Siemens Home Connect üzerinden cihaza özel yeni yıkama ve kurutma programları indirebiliyorsunuz. Mevsimsel ihtiyaçlar, moda olan yeni kumaş türleri, spor kıyafetlerin gelişmesi… Ne değişirse değişsin, makineniz hep güncel kalıyor. 

Tıpkı telefonunuza uygulama güncellemesi indirir gibi çamaşır ve kurutma makineniz de güncellemelerle değişen yaşam tarzınıza ayak uyduruyor. 

Akıllı deterjan yönetimi: i-Dos ile her yıkamada doğru ölçü 

Makineyi tamamen doldurunca veya tek parça kıyafeti makineye attığınızda ne kadar deterjan koyacağınızı bilemiyor olabilirsiniz. İşte tam bu noktada i-Dos Deterjan Tarama teknolojisi devreye giriyor. Siemens Home Connect üzerinden şişelerin barkodunu okutup su sertliği ve deterjan yoğunluğunu makineye iletiyor, i-Dos ise her yıkamada doğru miktarı otomatik olarak ayarlıyor. Üstelik Siemens Home Connect uygulaması, deterjan seviyesini takip ederek deterjanınız tükenmeden önce size haber veriyor. Tek yapmanız gereken uygulamayı telefonunuza yüklemek ve çamaşır makinenizi uygulamaya bağlamak. 

stainRemoval teknolojisi: Zorlu lekelerle inatlaşmayı unutun 

Çay, yağ, makyaj, çikolata lekeleri… Gün içinde fark etmeden üzerinize bulaşan lekeler artık kâbus olmaktan çıkıyor.
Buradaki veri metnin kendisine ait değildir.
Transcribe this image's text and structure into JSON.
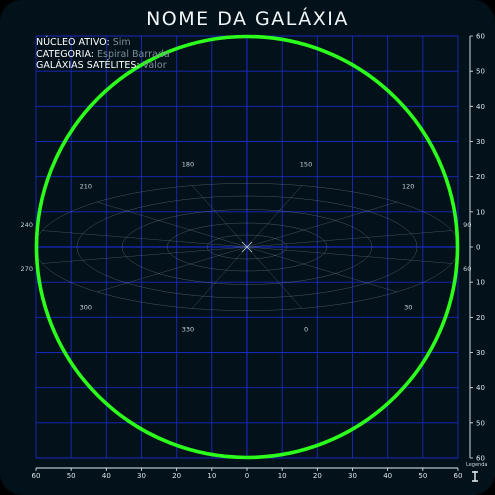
{
  "title": "NOME DA GALÁXIA",
  "info": [
    {
      "key": "NÚCLEO ATIVO:",
      "value": "Sim"
    },
    {
      "key": "CATEGORIA:",
      "value": "Espiral Barrada"
    },
    {
      "key": "GALÁXIAS SATÉLITES:",
      "value": "Valor"
    }
  ],
  "x_ticks": [
    "60",
    "50",
    "40",
    "30",
    "20",
    "10",
    "0",
    "10",
    "20",
    "30",
    "40",
    "50",
    "60"
  ],
  "y_ticks": [
    "60",
    "50",
    "40",
    "30",
    "20",
    "10",
    "0",
    "10",
    "20",
    "30",
    "40",
    "50",
    "60"
  ],
  "angle_labels": [
    "180",
    "150",
    "120",
    "90",
    "60",
    "30",
    "0",
    "330",
    "300",
    "270",
    "240",
    "210"
  ],
  "legend_label": "Legenda",
  "colors": {
    "ring": "#2cff1c",
    "grid": "#1a2bd0",
    "polar": "#7f8f98",
    "bg": "#03121a"
  }
}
Siemens iQ500 çamaşır makinesi ile stainRemoval teknolojisi devreye giriyor. Tek bir dokunuşla çay, yağ, kozmetik veya günlük hayatta karşılaştığınız diğer zor lekeler için özel programları aktif edebilirsiniz. 

Siemens Home Connect uygulaması sayesinde daha fazla leke türünü ve bunlar için geliştirilmiş özel programları keşfetmek de mümkün. Yani sadece “lekeyi çıkar” demekle kalmıyor, sizin için en doğru yıkama programını da otomatik olarak öneriyor. Böylece hem lekelerle uğraşmak zorunda kalmıyor hem de giysilerinizin ömrünü koruyorsunuz. 

Artık çocuğunuza yemek yedirirken dökülen yemek lekeleri, kahve kazaları ya da mutfakta sıçrayan yağ lekeleri sizi endişelendirmiyor. stainRemoval, günlük hayatın getirdiği küçük sürprizlere karşı en güvenilir yardımcınız oluyor. 

Siemens iQ500 çamaşır ve kurutma makineleri, artık sadece kıyafetlerinizi temizleyen makineler değil; size zaman, konfor ve güven veren akıllı iş ortaklarınızdır. Ütüye harcadığınız vakti kendinize ayırın, lekelerle uğraşmayı unutun ve teknolojinin yaşam alanınıza uyumunun keyfini yaşayın.

*Bu yazı Siemens’in katkılarıyla hazırlanmıştır.